The first water storage project to be established in the Nile Basin countries, the number of workers reached 34,000, and it took 10 years (1960–1970) to build at a cost of approximately one billion dollars. It follows the Suez Canal in importance, and the International Authority on Dams and Major Companies has ranked it at the forefront of projects in the twentieth century.
The benefits of its construction were not limited only to the agricultural and livestock sector, but it had a direct impact on the entire Egyptian economy and its impact on Egypt's political and regional power and its position in the region.
place and place
The High Dam was built on the Nile River in Aswan Governorate, southern Egypt, on the northern border between Egypt and Sudan. Its length at its peak is 3,830 metres, and at its base between the two banks of the Nile its length is 520 metres. Its height is 111 meters above river bed level, and its width at the top is 40 meters. The dam takes the form of two wings on either side of the river.
before the first phase
Construction of the first dam, the “Lower Aswan Dam”, began in 1889. Its construction was finished in 1902. Its height was approximately 54 meters, and it was later extended in two phases: the first from 1907 to 1912, and the second from 1929 to 1933.
In 1946 this lower dam was about to overflow, so it was decided to build another dam 8 km upstream. In 1952, the Egyptian-Greek engineer Adrian Denino proposed a project to build the High Dam in Aswan to reserve the floods of the Nile, store its water and generate electrical energy from it. As early as 1954, two German engineering companies submitted a design for it. project, and in December of the same year, an international committee approved the feasibility of building the High Dam.
Construction of the “New Aswan High Dam” began during the reign of Egyptian President Gamal Abdel Nasser, and the United States initially offered a $270 million loan, but withdrew it.
In December 1955, the World Bank agreed to Egypt's request to finance the project, and submitted a proposal to finance a quarter of its total cost, but it came with American and British conditions which Egypt rejected. and considered the “colonial conditions” that led to it. The World Bank will withdraw its proposal.
First phase of construction of High Dam
In December 1958, Egypt signed an agreement with the Soviet Union to finance the first phase of the project, and in December 1959, Egypt signed an agreement with Sudan to distribute the dam's reservoir water.
Work on implementing the first phase of the dam began on January 9, 1960, and included digging the diversion channel and tunnels, lining them with reinforced concrete, pouring foundations for the power station, and building the dam to a height of 130 meters. .
On August 27, 1960, Egypt signed a second agreement with the Soviet Union to lend additional funds to finance the second phase of the dam's construction. In May 1964, river water was diverted to a diversion canal and tunnels, blocking the Nile River and causing water to accumulate in the lake.
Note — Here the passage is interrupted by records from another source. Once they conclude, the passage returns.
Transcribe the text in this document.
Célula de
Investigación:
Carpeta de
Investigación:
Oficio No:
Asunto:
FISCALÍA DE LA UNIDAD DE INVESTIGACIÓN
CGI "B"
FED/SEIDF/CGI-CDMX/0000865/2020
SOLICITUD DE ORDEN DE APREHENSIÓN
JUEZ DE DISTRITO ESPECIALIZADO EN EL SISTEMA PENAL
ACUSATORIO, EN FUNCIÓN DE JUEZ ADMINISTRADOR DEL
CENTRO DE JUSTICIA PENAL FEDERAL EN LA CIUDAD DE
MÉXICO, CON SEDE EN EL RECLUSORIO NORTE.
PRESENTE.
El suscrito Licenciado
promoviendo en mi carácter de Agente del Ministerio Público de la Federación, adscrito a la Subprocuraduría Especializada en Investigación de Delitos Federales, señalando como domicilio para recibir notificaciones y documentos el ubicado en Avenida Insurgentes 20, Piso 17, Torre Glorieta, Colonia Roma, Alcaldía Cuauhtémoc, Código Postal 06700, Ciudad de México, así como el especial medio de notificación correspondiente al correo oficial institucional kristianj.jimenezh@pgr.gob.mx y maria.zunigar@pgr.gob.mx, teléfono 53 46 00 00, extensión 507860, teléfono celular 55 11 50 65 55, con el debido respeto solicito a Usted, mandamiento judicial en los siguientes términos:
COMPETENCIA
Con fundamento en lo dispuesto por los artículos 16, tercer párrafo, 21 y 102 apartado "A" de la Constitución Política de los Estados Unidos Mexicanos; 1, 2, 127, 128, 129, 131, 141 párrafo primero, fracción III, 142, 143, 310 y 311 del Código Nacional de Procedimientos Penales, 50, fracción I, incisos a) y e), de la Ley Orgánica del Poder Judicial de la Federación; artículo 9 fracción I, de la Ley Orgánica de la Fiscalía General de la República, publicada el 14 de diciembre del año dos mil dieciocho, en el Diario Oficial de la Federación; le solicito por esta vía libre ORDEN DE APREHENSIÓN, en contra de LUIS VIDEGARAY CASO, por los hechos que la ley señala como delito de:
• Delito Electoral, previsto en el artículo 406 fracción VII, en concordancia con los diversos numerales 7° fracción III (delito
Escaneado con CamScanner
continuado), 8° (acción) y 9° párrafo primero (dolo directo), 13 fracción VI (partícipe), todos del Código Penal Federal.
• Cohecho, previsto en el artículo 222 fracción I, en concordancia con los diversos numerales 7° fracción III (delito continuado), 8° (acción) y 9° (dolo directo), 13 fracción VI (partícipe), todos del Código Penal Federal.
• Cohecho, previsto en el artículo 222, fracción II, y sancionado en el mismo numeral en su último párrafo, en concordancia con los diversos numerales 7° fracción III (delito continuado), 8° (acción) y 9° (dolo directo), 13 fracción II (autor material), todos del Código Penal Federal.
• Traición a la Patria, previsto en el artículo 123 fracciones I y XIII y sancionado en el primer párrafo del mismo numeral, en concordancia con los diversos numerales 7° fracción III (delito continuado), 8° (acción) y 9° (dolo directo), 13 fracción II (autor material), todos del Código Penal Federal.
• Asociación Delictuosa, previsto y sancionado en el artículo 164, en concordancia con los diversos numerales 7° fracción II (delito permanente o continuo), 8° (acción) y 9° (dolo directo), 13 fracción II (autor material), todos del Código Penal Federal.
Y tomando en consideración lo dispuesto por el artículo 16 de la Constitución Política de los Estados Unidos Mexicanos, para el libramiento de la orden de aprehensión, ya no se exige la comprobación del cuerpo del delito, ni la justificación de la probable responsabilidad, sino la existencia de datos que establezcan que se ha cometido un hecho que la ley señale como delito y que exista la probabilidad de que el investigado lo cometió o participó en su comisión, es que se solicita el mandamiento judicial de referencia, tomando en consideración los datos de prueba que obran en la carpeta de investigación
At this stage, the construction of the dam body continued until its end, the construction of the power station was completed, the installation and operation of the turbines, and the installation of transformer stations and power transmission lines.
Energy production from the High Dam Power Station began in October 1967, and water storage in front of the High Dam began in 1968. Construction of the dam was fully completed in July 1970, and a year later Egyptians celebrated its official opening.
It consists of a power station on the east bank of the Nile, crossing the channel through which water flows into turbines through 6 tunnels equipped with gates to control the water, in addition to weed barriers.
The water reserved in front of the dam forms an artificial lake with a length of 500 kilometers and an average width of 12 kilometers, covering the entire Egyptian Nubia and part of Sudanese Nubia. Egypt and Sudan also reached an agreement in 1959 to allocate 18.5 cubic kilometers of water to Sudan.
The High Dam created a massive reservoir called Lake Nasser, which caused the Nile River to expand behind the dam, leading to the displacement of more than 50,000 people in Egypt and Sudan. The dam also caused flooding of archaeological sites and the Egyptian government relocated other archaeological sites before they were submerged.
Impact and development
The impact areas of High Dam were as follows:
- Reclaiming land and increasing agricultural area from 5.5 to 7.9 million acres and converting irrigation systems from seasonal to sustainable, increased agricultural production.
- Expansion of crops that depend on abundant water, such as rice and sugarcane.
- 10 billion kilowatt-hours of electrical energy is generated to run factories and light cities and villages.
- Increase in fish wealth through High Dam Lake (Nasser Lake), and improvement in river navigation throughout the year.
- To ensure full, regular operation of the Aswan Reservoir Station by providing stable levels throughout the year.
High Dams and Natural Disasters
The High Dam saved Egypt from the disasters of drought and famine resulting from frequent floods in the period between 1979 and 1987, as about 70 billion cubic liters were withdrawn from the reserve in the High Dam Lake to compensate for the annual losses naturally. Revenue of the Nile River.
It also saved Egypt from the dangers of massive floods that occurred between 1998 and 2002, and it also saved the state huge expenses in responding to these floods and mitigating their effects.